After making a silly mistake, it's not uncommon for a person to say, "Oops — I was on autopilot." In his new book, The Hidden Brain, science writer Shankar Vedantam explains how there's actually a lot of truth to that.
Our brains have two modes, he tells NPR's Steve Inkseep — conscious and unconscious, pilot and autopilot — and we are constantly switching back and forth between the two.
"The problem arises when we [switch] without our awareness," Vedantam says, "and the autopilot ends up flying the plane, when we should be flying the plane."
The autopilot mode can be useful when we're multitasking, but it can also lead us to make unsupported snap judgments about people in the world around us. Vedantam says that when we interact with people from different backgrounds in high-pressure situations, it's easy to rely — unconsciously — on heuristics.
Racial categorization begins at an extremely early age. Vedantam cites research from a day-care center in Montreal that found that children as young as 3 linked white faces with positive attributes and black faces with negative attributes.
"Now, these were children who are 3 years old," Vedantam says. "It is especially hard to call them bigots, or to suggest that they are explicitly racially biased or have animosity in their hearts."
Vedantam says the mind is hard-wired to "form associations between people and concepts." But he thinks that the links the children made between particular groups and particular concepts were not biologically based — those judgments came from culture and upbringing.
"We tend to think of the conscious messages that we give children as being the most powerful education that we can give them," Vedantam says — but the unconscious messages are actually far more influential.

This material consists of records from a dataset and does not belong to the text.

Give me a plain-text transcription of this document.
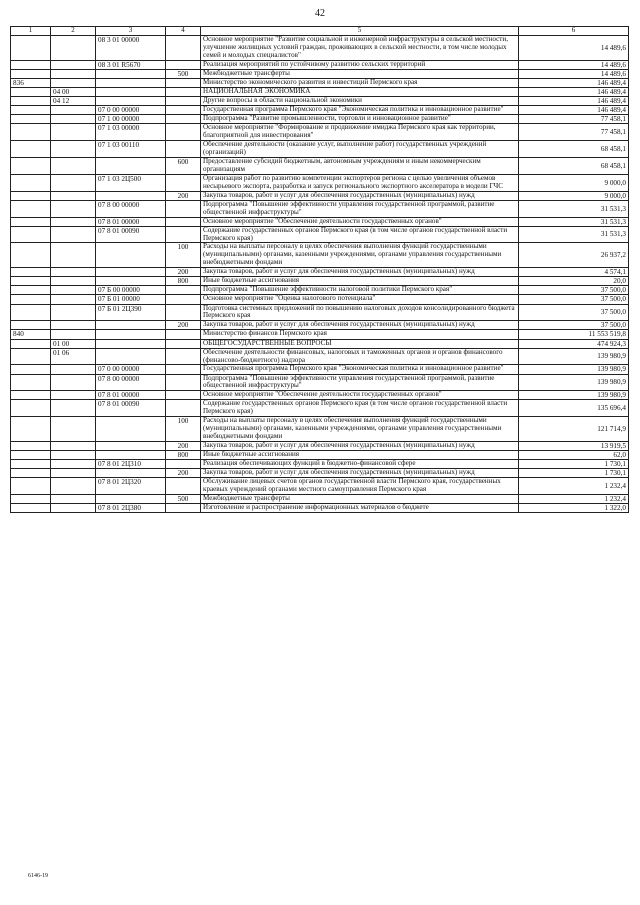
42
1	2	3	4	5	6
		08 3 01 00000		Основное мероприятие "Развитие социальной и инженерной инфраструктуры в сельской местности, улучшение жилищных условий граждан, проживающих в сельской местности, в том числе молодых семей и молодых специалистов"	14 489,6
		08 3 01 R5670		Реализация мероприятий по устойчивому развитию сельских территорий	14 489,6
			500	Межбюджетные трансферты	14 489,6
836				Министерство экономического развития и инвестиций Пермского края	146 489,4
	04 00			НАЦИОНАЛЬНАЯ ЭКОНОМИКА	146 489,4
	04 12			Другие вопросы в области национальной экономики	146 489,4
		07 0 00 00000		Государственная программа Пермского края "Экономическая политика и инновационное развитие"	146 489,4
		07 1 00 00000		Подпрограмма "Развитие промышленности, торговли и инновационное развитие"	77 458,1
		07 1 03 00000		Основное мероприятие "Формирование и продвижение имиджа Пермского края как территории, благоприятной для инвестирования"	77 458,1
		07 1 03 00110		Обеспечение деятельности (оказание услуг, выполнение работ) государственных учреждений (организаций)	68 458,1
			600	Предоставление субсидий бюджетным, автономным учреждениям и иным некоммерческим организациям	68 458,1
		07 1 03 2Ц500		Организация работ по развитию компетенции экспортеров региона с целью увеличения объемов несырьевого экспорта, разработка и запуск регионального экспортного акселератора в модели ГЧС	9 000,0
			200	Закупка товаров, работ и услуг для обеспечения государственных (муниципальных) нужд	9 000,0
		07 8 00 00000		Подпрограмма "Повышение эффективности управления государственной программой, развитие общественной инфраструктуры"	31 531,3
		07 8 01 00000		Основное мероприятие "Обеспечение деятельности государственных органов"	31 531,3
		07 8 01 00090		Содержание государственных органов Пермского края (в том числе органов государственной власти Пермского края)	31 531,3
			100	Расходы на выплаты персоналу в целях обеспечения выполнения функций государственными (муниципальными) органами, казенными учреждениями, органами управления государственными внебюджетными фондами	26 937,2
			200	Закупка товаров, работ и услуг для обеспечения государственных (муниципальных) нужд	4 574,1
			800	Иные бюджетные ассигнования	20,0
		07 Б 00 00000		Подпрограмма "Повышение эффективности налоговой политики Пермского края"	37 500,0
		07 Б 01 00000		Основное мероприятие "Оценка налогового потенциала"	37 500,0
		07 Б 01 2Ц390		Подготовка системных предложений по повышению налоговых доходов консолидированного бюджета Пермского края	37 500,0
			200	Закупка товаров, работ и услуг для обеспечения государственных (муниципальных) нужд	37 500,0
840				Министерство финансов Пермского края	11 553 519,8
	01 00			ОБЩЕГОСУДАРСТВЕННЫЕ ВОПРОСЫ	474 924,3
	01 06			Обеспечение деятельности финансовых, налоговых и таможенных органов и органов финансового (финансово-бюджетного) надзора	139 980,9
		07 0 00 00000		Государственная программа Пермского края "Экономическая политика и инновационное развитие"	139 980,9
		07 8 00 00000		Подпрограмма "Повышение эффективности управления государственной программой, развитие общественной инфраструктуры"	139 980,9
		07 8 01 00000		Основное мероприятие "Обеспечение деятельности государственных органов"	139 980,9
		07 8 01 00090		Содержание государственных органов Пермского края (в том числе органов государственной власти Пермского края)	135 696,4
			100	Расходы на выплаты персоналу в целях обеспечения выполнения функций государственными (муниципальными) органами, казенными учреждениями, органами управления государственными внебюджетными фондами	121 714,9
			200	Закупка товаров, работ и услуг для обеспечения государственных (муниципальных) нужд	13 919,5
			800	Иные бюджетные ассигнования	62,0
		07 8 01 2Ц310		Реализация обеспечивающих функций в бюджетно-финансовой сфере	1 730,1
			200	Закупка товаров, работ и услуг для обеспечения государственных (муниципальных) нужд	1 730,1
		07 8 01 2Ц320		Обслуживание лицевых счетов органов государственной власти Пермского края, государственных краевых учреждений органами местного самоуправления Пермского края	1 232,4
			500	Межбюджетные трансферты	1 232,4
		07 8 01 2Ц380		Изготовление и распространение информационных материалов о бюджете	1 322,0
6146-19
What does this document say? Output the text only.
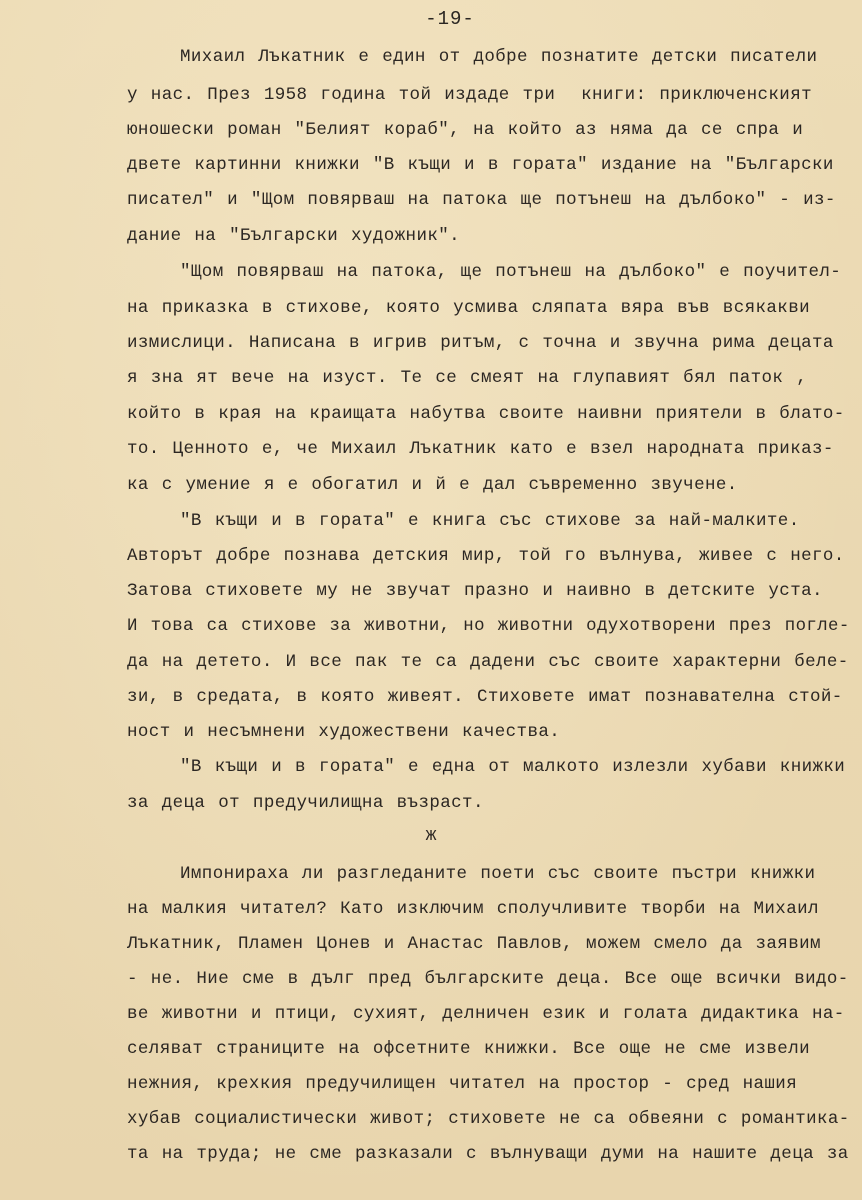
-19-
Михаил Лъкатник е един от добре познатите детски писатели
у нас. През 1958 година той издаде три  книги: приключенският
юношески роман "Белият кораб", на който аз няма да се спра и
двете картинни книжки "В къщи и в гората" издание на "Български
писател" и "Щом повярваш на патока ще потънеш на дълбоко" - из-
дание на "Български художник".
"Щом повярваш на патока, ще потънеш на дълбоко" е поучител-
на приказка в стихове, която усмива сляпата вяра във всякакви
измислици. Написана в игрив ритъм, с точна и звучна рима децата
я зна ят вече на изуст. Те се смеят на глупавият бял паток ,
който в края на краищата набутва своите наивни приятели в блато-
то. Ценното е, че Михаил Лъкатник като е взел народната приказ-
ка с умение я е обогатил и й е дал съвременно звучене.
"В къщи и в гората" е книга със стихове за най-малките.
Авторът добре познава детския мир, той го вълнува, живее с него.
Затова стиховете му не звучат празно и наивно в детските уста.
И това са стихове за животни, но животни одухотворени през погле-
да на детето. И все пак те са дадени със своите характерни беле-
зи, в средата, в която живеят. Стиховете имат познавателна стой-
ност и несъмнени художествени качества.
"В къщи и в гората" е една от малкото излезли хубави книжки
за деца от предучилищна възраст.
ж
Импонираха ли разгледаните поети със своите пъстри книжки
на малкия читател? Като изключим сполучливите творби на Михаил
Лъкатник, Пламен Цонев и Анастас Павлов, можем смело да заявим
- не. Ние сме в дълг пред българските деца. Все още всички видо-
ве животни и птици, сухият, делничен език и голата дидактика на-
селяват страниците на офсетните книжки. Все още не сме извели
нежния, крехкия предучилищен читател на простор - сред нашия
хубав социалистически живот; стиховете не са обвеяни с романтика-
та на труда; не сме разказали с вълнуващи думи на нашите деца за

He says that for every 50 times a year a teacher talks about tolerance, there are many hundreds of implicit messages of racial bias that children absorb through culture — whether it's television, books or the attitudes of the adults and kids around them.
"And it's these hidden associations that essentially determine what happens in the unconscious minds of these children," Vedantam says.
'Take Back The Controls'
In American society, colorblindness is often held up as the ideal. And though it's a worthy aspiration, Vedantam says it's a goal that isn't rooted in psychological reality.
"Our hidden brains will always recognize people's races, and they will do so from a very, very young age," Vedantam says. "The far better approach is to put race on the table, to ask [children] to unpack the associations that they are learning, to help us shape those associations in more effective ways."
Going back to the autopilot analogy, Vedantam says it's not a problem that the brain has an autopilot mode — as long as you are aware of when it is on. His book, The Hidden Brain, is about how to "take back the controls."
So if the human psyche is just a big constellation of conscious and unconscious cognition — which thoughts represent the real you?
"Most of us think of ourselves as being conscious, intentional, deliberate creatures," Vedantam says. "I know that I think of myself that way: I know why I like this movie star, or why I voted for this president, or why I prefer this political party to that."
But doing research for this book changed all that, Vedantam says.
"I have become, in some ways, much more humble about my views and much less certain about myself. And it may well be that the hidden brain is much more in charge of what we do than our conscious mind's intentions."